Cardamom remains one of my favourite spices, therefore it seems appropriate to share this experience with you, one that I wrote about in my book Spice Travels that was published in 2001.
The Indian Spices Board had arranged for one of their colleagues to accompany us into the cardamom hills, where we would see extensive cardamom (Eletaria cardamomum) plantations, a cardamom auction, and the Periyar wildlife sanctuary at Thekkady. After three weeks in Kochi by the coast, we were looking forward to getting up to some high country, where it would be a little cooler.
The day got off to a typical start with Mr. Palanichamy (he said to just say Palliswarmy) and driver arriving to collect us at nine in the morning. Mr.P suggested we visit a tea plantation at Munnar, north east of Kochi, on our way to the cardamom hills, however when we mentioned how much we were looking forward to seeing the cardamom auction at Vandanmedu, he said “Oh, that will be over by 12:30 so we’ll miss it.” From our appalled silence Mr.P gathered this was not good news, so he stopped at a Spices Board office and phoned ahead to ask them to delay the proceedings as long as possible.

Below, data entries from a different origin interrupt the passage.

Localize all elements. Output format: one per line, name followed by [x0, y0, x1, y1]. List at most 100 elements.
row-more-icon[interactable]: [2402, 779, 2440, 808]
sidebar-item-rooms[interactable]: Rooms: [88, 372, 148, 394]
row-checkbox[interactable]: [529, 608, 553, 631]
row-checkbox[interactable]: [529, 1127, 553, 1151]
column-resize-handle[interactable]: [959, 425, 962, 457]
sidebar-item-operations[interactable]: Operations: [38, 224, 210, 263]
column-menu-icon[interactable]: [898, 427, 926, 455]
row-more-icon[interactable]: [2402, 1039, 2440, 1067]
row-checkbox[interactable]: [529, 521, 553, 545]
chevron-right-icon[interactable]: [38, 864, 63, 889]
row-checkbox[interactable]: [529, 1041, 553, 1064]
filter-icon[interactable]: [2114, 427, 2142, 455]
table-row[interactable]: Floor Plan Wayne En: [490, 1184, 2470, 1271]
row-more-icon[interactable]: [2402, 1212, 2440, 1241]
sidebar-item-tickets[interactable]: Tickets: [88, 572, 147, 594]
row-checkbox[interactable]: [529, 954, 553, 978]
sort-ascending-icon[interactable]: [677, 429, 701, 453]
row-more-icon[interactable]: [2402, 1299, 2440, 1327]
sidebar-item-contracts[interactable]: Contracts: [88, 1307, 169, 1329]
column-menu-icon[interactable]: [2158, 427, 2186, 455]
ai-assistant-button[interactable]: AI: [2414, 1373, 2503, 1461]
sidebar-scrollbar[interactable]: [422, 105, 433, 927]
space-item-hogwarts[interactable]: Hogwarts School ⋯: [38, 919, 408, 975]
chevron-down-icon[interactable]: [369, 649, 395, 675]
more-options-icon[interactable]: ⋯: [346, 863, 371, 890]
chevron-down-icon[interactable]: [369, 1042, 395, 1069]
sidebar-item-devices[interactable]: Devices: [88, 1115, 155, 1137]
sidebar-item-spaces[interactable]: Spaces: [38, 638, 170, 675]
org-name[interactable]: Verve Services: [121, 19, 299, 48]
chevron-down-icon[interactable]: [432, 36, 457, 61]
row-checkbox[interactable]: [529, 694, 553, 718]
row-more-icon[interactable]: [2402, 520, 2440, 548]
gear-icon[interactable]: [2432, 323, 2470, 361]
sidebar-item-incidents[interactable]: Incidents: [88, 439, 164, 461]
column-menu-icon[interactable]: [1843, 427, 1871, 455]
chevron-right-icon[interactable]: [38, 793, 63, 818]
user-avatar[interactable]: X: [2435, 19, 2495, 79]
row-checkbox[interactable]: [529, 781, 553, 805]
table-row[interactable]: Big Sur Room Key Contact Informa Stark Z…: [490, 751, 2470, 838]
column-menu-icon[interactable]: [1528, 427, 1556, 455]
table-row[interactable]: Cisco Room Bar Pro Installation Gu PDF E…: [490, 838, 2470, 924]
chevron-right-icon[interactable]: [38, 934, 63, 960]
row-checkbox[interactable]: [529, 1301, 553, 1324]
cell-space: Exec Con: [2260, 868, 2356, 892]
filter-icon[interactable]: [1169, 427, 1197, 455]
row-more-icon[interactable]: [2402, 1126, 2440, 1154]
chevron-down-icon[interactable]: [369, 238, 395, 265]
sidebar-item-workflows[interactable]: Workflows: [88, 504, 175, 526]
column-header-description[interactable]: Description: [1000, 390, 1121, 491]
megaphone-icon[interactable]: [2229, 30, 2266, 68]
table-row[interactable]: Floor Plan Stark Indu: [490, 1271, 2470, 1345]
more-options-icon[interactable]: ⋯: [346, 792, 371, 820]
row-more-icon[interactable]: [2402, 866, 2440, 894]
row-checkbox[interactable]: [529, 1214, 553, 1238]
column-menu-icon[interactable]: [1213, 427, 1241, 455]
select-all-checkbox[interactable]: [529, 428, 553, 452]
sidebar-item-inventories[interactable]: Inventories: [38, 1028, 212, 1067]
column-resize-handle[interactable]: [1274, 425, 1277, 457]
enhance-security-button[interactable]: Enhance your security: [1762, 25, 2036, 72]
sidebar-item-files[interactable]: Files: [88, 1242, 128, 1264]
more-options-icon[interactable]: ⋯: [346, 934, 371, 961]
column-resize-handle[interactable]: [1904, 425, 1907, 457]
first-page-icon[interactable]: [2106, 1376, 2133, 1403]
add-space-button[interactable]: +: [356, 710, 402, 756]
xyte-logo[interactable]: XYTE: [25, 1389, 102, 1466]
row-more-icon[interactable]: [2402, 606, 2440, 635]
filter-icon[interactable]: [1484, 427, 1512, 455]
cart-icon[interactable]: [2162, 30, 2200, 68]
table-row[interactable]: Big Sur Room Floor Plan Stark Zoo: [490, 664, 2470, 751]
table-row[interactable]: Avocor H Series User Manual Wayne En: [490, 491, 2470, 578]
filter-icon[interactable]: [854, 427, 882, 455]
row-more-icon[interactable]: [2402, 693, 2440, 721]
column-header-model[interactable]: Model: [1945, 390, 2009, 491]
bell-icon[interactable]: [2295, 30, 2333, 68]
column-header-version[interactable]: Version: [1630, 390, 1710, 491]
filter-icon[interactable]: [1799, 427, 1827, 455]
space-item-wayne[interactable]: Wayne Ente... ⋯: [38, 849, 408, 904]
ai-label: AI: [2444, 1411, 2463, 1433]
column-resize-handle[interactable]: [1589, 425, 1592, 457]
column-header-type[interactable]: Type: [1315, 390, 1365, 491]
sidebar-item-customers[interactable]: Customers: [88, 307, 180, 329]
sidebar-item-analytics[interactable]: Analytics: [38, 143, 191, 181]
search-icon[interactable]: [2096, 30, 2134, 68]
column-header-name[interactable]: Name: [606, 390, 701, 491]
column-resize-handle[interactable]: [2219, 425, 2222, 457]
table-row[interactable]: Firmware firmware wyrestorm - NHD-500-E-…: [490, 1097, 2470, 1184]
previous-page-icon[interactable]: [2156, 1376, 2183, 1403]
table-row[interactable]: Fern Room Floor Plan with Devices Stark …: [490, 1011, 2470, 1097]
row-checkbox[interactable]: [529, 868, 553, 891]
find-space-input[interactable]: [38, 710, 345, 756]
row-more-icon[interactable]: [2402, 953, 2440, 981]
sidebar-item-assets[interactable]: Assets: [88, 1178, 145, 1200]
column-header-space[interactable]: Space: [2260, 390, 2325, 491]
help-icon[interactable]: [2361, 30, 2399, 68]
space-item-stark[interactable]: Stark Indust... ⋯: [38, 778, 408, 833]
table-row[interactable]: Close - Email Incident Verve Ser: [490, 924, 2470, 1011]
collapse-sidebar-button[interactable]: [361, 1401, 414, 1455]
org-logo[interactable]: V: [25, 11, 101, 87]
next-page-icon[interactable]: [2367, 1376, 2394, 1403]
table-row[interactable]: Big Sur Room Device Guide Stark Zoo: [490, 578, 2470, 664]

The driver stepped on the gas, no mean feat on the rutted, monsoon washed away roads, that seem only to be repaired just in time for the next monsoon to wreak its havoc. During the wet season, three metres of rain falls in these hills and one can only imagine the force of the torrents formed from the runoff. We turned off onto a short-cut that would by-pass the tea plantation and hopefully get us to the auction sooner rather than later. Sections of this road were more holes than surface, and we wondered whether the ‘short-cut’ was turning into a ‘long-cut’. The Ambassador (India’s own car, made with Morris Oxford tooling acquired when they stopped making them in England) stalwartly chugged up the steep winding road, the driver having to stop and change into first gear as we negotiated the deep ruts formed in the road at every hairpin bend. The agony of the climb (the radiator boiled once and we had to stop for half an hour while it cooled) was almost compensated for by the beauty of the scenery. Each sharp, precipitous bend would reveal a tantalising distant vista of rolling tropical hills seen through tall, vine-laced trees. Every now and then a far-off clearing would appear, and in it a large Portuguese-style church, sitting among the tangle of jungle, like an apparition from Lost Horizons.
We passed through small villages, bustling hives of activity with women fetching and carrying impossible loads, while indolent youths and cigarette smoking menfolk sat idly passing the time of day. An Ambassador had been pushed off the road for repairs, a tarpaulin laid out on the ground beside it. Eight men were standing around the car with its bonnet up, and what looked like every greasy mechanical component from its engine bay was regurgitated all over the tarp. Every one of the eight gazed contemplatively at the array of shafts, cogs, gears, piston rings, washers, brackets, ball bearings and hoses, as if willing them to magically re-assemble themselves. I peered out the back window as we sped past in a cloud of dust, and wondered which head-scratching aspiring mechanic would be the first to make a move.
As we drove into Vandanmedu we could smell the distinct camphorous, eucalyptus-like aroma of cardamom in the air.